Toda a narrativa exclui o acaso, a circunstância. Mas a Revolução Russa foi o fruto de uma série de acasos. O chamado “ensaio geral”, em 1905, derivou da derrota na guerra contra o Japão. A crise que demoliu o czarismo resultou do colapso social e político provocado na Rússia pela Grande Guerra. A Revolução de Outubro, especificamente, decorreu do controle político bolchevique sobre uma guarnição amotinada de soldados que recusavam a transferência para o front.

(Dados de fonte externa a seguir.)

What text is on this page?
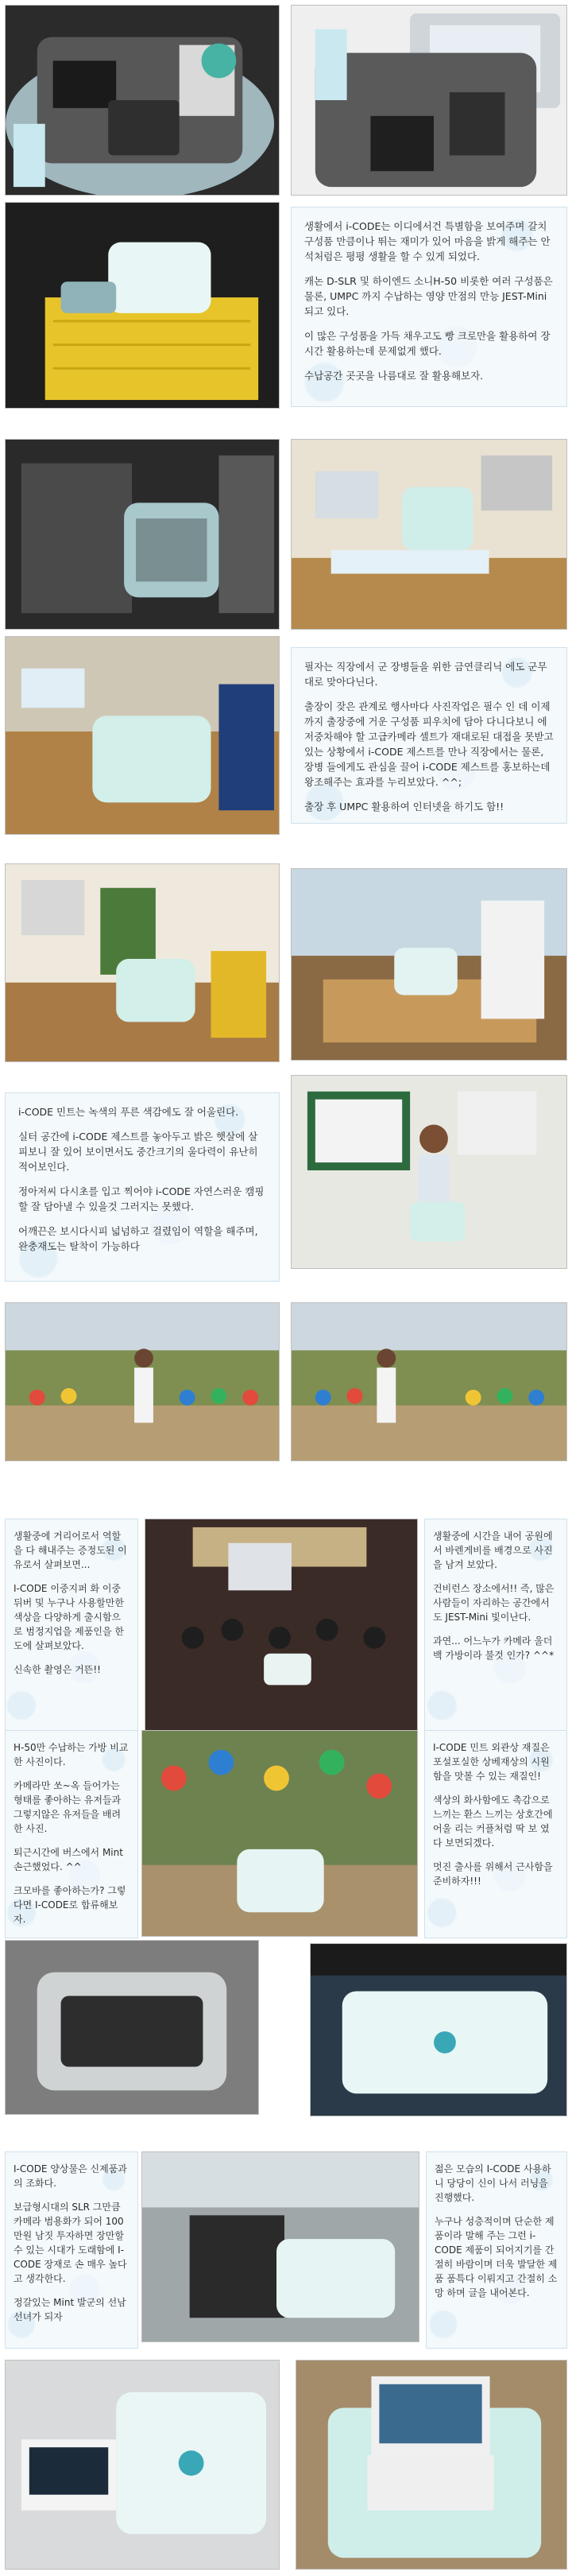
생활에서 i-CODE는 이디에서건 특별함을 보여주며 갈치 구성품 만큼이나 뛰는 재미가 있어 마음을 밝게 해주는 안석처럼은 평평 생활을 할 수 있게 되었다.

캐논 D-SLR 및 하이엔드 소니H-50 비롯한 여러 구성품은 물론, UMPC 까지 수납하는 영양 만점의 만능 JEST-Mini 되고 있다.

이 많은 구성품을 가득 채우고도 빵 크로만을 활용하여 장시간 활용하는데 문제없게 했다.

수납공간 곳곳을 나름대로 잘 활용해보자.

필자는 직장에서 군 장병들을 위한 금연클리닉 에도 군무대로 맞아다닌다.

출장이 잦은 관계로 행사마다 사진작업은 필수 인 데 이제까지 출장중에 거운 구성품 피우치에 담아 다니다보니 에저중차해야 할 고급카메라 셀트가 재대로된 대접을 못받고 있는 상황에서 i-CODE 제스트를 만나 직장에서는 물론, 장병 들에게도 관심을 끌어 i-CODE 제스트를 홍보하는데 왕조해주는 효과를 누리보았다. ^^;

출장 후 UMPC 활용하여 인터넷을 하기도 함!!

i-CODE 민트는 녹색의 푸른 색감에도 잘 어울린다.

실터 공간에 i-CODE 제스트를 놓아두고 밝은 햇살에 살피보니 잘 있어 보이면서도 중간크기의 울다력이 유난히 적어보인다.

정아저씨 다시초를 입고 찍어야 i-CODE 자연스러운 캠핑할 잘 담아낼 수 있을것 그러지는 못했다.

어깨끈은 보시다시피 넓넘하고 걸렸임이 역할을 해주며, 완충재도는 탈착이 가능하다

생활중에 거리어로서 역할을 다 해내주는 증정도된 이유로서 살펴보면...

I-CODE 이중지퍼 화 이중뒤버 및 누구나 사용할만한 색상을 다양하게 출시함으로 범정지업을 제품인을 한도에 살펴보았다.

신속한 촬영은 거뜬!!

생활중에 시간을 내어 공원에서 바렌게비를 배경으로 사진을 남겨 보았다.

건비런스 장소에서!! 즉, 많은 사람들이 자리하는 공간에서도 JEST-Mini 빛이난다.

과연... 어느누가 카메라 울더백 가방이라 불것 인가? ^^*

H-50만 수납하는 가방 비교한 사진이다.

카메라만 쏘~옥 들어가는 형태를 좋아하는 유저들과 그렇지않은 유저들을 배려한 사진.

퇴근시간에 버스에서 Mint 손근했었다. ^^

크모바를 좋아하는가? 그렇다면 I-CODE로 합류해보자.

I-CODE 민트 외관상 재질은 포설포실한 상베재상의 시원함을 맛볼 수 있는 재질인!

색상의 화사함에도 촉감으로 느끼는 환스 느끼는 상호간에 어울 리는 커플처럼 딱 보 였다 보면되겠다.

멋진 출사를 위해서 근사함을 준비하자!!!

I-CODE 양상물은 신제품과의 조화다.

보급형시대의 SLR 그만큼 카메라 범용화가 되어 100만원 남짓 투자하면 장만할 수 있는 시대가 도래함에 I-CODE 장재로 손 매우 높다고 생각한다.

정갈있는 Mint 발군의 선남선녀가 되자

젊은 모습의 I-CODE 사용하니 당당이 신이 나서 러닝을 진행했다.

누구나 성층적이며 단순한 제품이라 말해 주는 그런 i-CODE 제품이 되어지기를 간절히 바람이며 더욱 발달한 제품 품특다 이뤄지고 간절히 소망 하며 글을 내어본다.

A “revolução proletária” jamais seguiu adiante. Na Alemanha, em 1918-19, a maioria dos trabalhadores industriais optou pelos social-democratas, não pelos comunistas, tanto nos conselhos (sovietes) quanto nas eleições para uma Assembleia Constituinte. O fracasso da insurreição alemã cerrou a via da revolução europeia na qual os bolcheviques depositavam suas esperanças. Um estranho “socialismo” espalhou-se pela Europa Oriental no imediato pós-guerra, levado pelo avanço do Exército Vermelho sobre os territórios submetidos à Alemanha nazista. Quatro décadas mais tarde, em 1989, revoluções populares derrubaram os regimes comunistas, fazendo a história “girar para trás”, do socialismo ao capitalismo. As “leis históricas” marxistas revelaram-se desastrosamente inacuradas.
O que a esquerda anticapitalista aprendeu com 1989? Uma facção, talvez a mais significativa, trocou a meta do socialismo estatista pelo caminho pragmático — e, sobretudo, rentável — do capitalismo de Estado. Mais à esquerda, emergiram correntes minoritárias que propõem, confusamente, uma “alter-globalização” — e que replicam os métodos de “ação direta” nascidos no amargo rescaldo das revoltas de 1968. Finalmente, no campo político-acadêmico, difundiu-se um rancor com a própria história, essa velha senhora que se rebelou contra as “leis da História” e seguiu veredas tão diferentes das profetizadas. A tentativa de revolucionar o currículo escolar brasileiro, pela abolição da “História ocidental”, foi uma manifestação singular desse rancor. Se a História não se curva ao nosso desejo, nós a condenamos ao pelotão de fuzilamento! — eis a mensagem desses intelectuais traídos pelo proletariado.
A Rússia reinstalou a velha bandeira czarista, e o inacreditável Boris Yeltsin chegou a propor que se desse “um enterro cristão” ao cadáver embalsamado de Lenin. Mesmo assim, cem anos depois, 1917 não terminou.